Half a block west, we meet Will and Astra.  Will is a student who always looks sleepy - probably studies hard - and Astra is about 40 pounds of Brindle-colored, stand-up-eared, Heinz 57 dog.  Cheyenne drags me the last few yards towards them and Astra is usually standing on her hind-feet, waiting for her.  They nuzzle, wriggle, pounce and play while Will smiles and says a sleepy good-morning.

On the next corner we run into Alyssa and Katie.  Alyssa is Will's opposite, sounds like she's been up for hours, and is beautifully made up.  I'd guess she's in her middle thirties.  She does horse massage and is filled with good will and good cheer - just the things you'd love to have stroked into your riding companion.  Katie is a sleek-coated rescue dog who wags and sniffs with Cheyenne.

It's been our pattern for the three years since Cheyenne moved in with us to go east  several blocks past the playground, or west, past the elegant old homes built in the 19th Century.  Suddenly - maybe because the weather's been generally nicer, Cheyenne looks back at me when we return from one direction with the clear question - "Can we go the other way, too?  Please?  Huh?"  So, we do.

They don't like us so much in that direction, but fortunately they're behind a fence.  The Brewers have two Giant Schnauzers and one standard, who bark from the minute they spot us coming until we're out of sight.   I imagine several residents of that block still in bed, putting pillows over their heads, or giving up and getting up earlier than they'd planned.

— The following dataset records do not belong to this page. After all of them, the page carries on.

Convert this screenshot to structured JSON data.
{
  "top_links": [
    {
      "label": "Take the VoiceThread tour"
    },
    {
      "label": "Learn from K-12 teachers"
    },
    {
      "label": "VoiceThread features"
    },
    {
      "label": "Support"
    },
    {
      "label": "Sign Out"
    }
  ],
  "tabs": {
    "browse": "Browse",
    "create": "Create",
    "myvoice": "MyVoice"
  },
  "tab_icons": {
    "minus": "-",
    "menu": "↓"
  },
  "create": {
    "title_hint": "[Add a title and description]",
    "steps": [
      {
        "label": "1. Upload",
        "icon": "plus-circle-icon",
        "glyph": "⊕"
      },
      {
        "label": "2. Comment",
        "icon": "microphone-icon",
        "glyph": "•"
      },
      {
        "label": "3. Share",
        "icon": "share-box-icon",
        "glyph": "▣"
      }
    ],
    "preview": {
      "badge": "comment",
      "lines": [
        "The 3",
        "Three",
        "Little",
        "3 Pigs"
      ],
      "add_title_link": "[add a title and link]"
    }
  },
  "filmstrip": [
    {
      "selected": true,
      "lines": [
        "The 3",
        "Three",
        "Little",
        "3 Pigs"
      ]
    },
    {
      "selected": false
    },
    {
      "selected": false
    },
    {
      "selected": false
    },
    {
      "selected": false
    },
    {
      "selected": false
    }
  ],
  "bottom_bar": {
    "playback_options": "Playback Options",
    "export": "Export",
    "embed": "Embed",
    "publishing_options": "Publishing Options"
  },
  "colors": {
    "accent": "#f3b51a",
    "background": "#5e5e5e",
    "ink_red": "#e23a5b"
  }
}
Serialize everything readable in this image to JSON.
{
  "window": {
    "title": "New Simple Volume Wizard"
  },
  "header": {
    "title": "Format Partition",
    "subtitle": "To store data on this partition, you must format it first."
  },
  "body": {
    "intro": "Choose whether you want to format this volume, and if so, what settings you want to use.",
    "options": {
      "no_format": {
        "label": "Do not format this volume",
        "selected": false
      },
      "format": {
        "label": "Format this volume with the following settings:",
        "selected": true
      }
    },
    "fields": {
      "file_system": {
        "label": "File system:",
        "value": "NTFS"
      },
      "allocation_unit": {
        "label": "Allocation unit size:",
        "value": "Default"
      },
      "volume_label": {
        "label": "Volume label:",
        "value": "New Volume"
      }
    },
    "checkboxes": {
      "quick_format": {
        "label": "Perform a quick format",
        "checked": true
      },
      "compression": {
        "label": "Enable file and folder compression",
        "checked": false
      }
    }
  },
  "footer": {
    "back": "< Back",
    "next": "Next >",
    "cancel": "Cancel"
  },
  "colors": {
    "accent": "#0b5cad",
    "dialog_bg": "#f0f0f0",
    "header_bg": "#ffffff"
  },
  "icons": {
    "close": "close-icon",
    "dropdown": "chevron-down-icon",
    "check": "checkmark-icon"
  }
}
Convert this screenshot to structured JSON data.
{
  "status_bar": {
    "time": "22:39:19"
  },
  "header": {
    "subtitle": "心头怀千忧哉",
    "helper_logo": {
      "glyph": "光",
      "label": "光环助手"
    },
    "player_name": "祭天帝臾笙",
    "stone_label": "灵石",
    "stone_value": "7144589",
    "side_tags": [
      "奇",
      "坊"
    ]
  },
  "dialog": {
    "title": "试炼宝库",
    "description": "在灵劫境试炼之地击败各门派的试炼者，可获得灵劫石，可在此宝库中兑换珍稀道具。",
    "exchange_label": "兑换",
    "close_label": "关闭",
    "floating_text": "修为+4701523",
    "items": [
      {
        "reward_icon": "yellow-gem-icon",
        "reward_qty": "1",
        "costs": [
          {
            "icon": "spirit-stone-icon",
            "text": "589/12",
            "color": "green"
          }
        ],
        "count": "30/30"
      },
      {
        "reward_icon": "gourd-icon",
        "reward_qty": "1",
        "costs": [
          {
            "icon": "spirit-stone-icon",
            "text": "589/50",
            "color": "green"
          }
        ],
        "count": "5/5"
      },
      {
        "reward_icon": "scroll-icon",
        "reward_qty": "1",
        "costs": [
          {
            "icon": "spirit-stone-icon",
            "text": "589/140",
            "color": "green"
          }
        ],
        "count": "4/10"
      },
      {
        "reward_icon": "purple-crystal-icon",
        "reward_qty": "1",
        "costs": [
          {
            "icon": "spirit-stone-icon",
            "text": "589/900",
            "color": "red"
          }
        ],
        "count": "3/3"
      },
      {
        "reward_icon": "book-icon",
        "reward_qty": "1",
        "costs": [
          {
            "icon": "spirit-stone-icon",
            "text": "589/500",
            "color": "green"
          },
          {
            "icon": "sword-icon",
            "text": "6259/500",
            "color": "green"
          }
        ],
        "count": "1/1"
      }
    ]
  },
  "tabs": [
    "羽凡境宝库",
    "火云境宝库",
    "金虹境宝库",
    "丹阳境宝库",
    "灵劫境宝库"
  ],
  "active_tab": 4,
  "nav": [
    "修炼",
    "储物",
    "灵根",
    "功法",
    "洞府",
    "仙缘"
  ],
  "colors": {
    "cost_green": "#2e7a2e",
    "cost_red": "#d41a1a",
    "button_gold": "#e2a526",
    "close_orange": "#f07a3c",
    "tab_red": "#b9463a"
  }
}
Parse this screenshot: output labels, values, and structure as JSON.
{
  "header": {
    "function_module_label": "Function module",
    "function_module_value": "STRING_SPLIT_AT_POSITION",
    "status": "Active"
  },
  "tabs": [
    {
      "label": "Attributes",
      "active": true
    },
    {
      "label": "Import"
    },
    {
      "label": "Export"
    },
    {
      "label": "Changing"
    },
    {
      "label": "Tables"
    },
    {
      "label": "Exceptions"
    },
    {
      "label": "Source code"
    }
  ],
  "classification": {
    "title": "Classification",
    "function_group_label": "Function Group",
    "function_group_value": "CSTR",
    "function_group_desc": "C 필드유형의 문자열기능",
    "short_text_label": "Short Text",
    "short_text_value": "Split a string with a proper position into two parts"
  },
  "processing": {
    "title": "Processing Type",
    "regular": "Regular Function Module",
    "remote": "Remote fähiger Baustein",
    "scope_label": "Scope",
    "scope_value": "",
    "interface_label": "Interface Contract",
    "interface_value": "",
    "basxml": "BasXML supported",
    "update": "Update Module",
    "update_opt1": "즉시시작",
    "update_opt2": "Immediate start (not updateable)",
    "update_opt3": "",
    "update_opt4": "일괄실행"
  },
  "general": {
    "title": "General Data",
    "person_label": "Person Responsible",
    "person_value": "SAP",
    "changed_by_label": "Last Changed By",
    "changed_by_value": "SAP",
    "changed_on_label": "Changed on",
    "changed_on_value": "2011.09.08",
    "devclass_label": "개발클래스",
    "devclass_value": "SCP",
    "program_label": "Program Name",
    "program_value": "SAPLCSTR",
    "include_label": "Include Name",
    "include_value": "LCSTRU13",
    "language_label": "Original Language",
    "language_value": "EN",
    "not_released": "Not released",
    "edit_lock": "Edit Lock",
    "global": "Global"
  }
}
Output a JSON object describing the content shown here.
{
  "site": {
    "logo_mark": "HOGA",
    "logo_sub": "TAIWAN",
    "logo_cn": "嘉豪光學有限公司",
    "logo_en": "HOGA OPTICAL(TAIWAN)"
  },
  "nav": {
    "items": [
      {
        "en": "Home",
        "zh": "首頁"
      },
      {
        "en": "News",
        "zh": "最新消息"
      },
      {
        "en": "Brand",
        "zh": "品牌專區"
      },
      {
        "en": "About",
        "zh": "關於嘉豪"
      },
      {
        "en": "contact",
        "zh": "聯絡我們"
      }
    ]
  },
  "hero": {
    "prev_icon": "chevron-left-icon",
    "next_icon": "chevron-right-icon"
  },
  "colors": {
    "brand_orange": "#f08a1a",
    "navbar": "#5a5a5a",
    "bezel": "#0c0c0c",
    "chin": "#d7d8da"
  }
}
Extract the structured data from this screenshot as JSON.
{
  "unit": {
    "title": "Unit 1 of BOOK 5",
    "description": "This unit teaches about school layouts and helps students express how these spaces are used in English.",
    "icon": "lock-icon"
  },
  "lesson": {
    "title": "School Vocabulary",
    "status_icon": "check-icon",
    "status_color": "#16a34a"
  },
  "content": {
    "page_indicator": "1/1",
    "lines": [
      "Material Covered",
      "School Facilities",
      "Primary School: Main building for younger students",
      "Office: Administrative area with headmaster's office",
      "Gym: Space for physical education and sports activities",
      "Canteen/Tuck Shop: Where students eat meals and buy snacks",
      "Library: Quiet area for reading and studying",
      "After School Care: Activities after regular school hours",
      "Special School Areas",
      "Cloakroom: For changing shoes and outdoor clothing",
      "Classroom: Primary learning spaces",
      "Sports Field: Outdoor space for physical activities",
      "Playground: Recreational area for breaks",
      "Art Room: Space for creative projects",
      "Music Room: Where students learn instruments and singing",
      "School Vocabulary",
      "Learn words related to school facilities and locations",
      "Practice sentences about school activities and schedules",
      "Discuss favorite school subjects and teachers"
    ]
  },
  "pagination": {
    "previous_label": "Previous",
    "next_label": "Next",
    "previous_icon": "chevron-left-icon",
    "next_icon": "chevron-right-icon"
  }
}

A block and a half beyond Brewers we meet Adam, a young man who bristles with energy and ideas and has a design business at home.  He's planning a sailing expedition with friends to the San Juans in July and, when we meet, is heading down to the bakery for coffee.  He was always alone until last week when he had a little Pit-Bull mix puppy, Winston,  on a leash.  Adam is providing day-care for the pup for a female friend with whom he's trying to make points.  I encourage him.  He'd be a great catch.  Winston jumps up on Cheyenne, she bumps him with her nose, and they sniff and nuzzle.

On our way back toward home, we encounter a young couple with two giant white Pyrenees who would like to see Cheyenne removed from the face of the earth.  Contrarily, she would like to make friends. Sometimes, it's hard to tell how much of that barking is bluster, but since there are two of them, I never let her get close enough to find out.  But we almost always meet them at a corner, and when I've crossed the street, thinking ahead to avoid that, they've done the same thing and we meet anyway.  Another bark-fest that's soon over.

On our corner, Steve, our good friend, is walking Hunter, a Basset with the oddest voice and a long tail with three inches of bright white at the tip that you can see, even in the dark.  Hunter and Cheyenne are a little like Sofia Loren and Carlo Ponti (if any of you is old enough to remember that life-long love.)  Cheyenne is three times his size and bangs him on the head with her paw, but he loves it and comes back for more.  Steve, a teacher, can't linger, so we have to drag them apart and go our separate ways, telling each other to have a great day.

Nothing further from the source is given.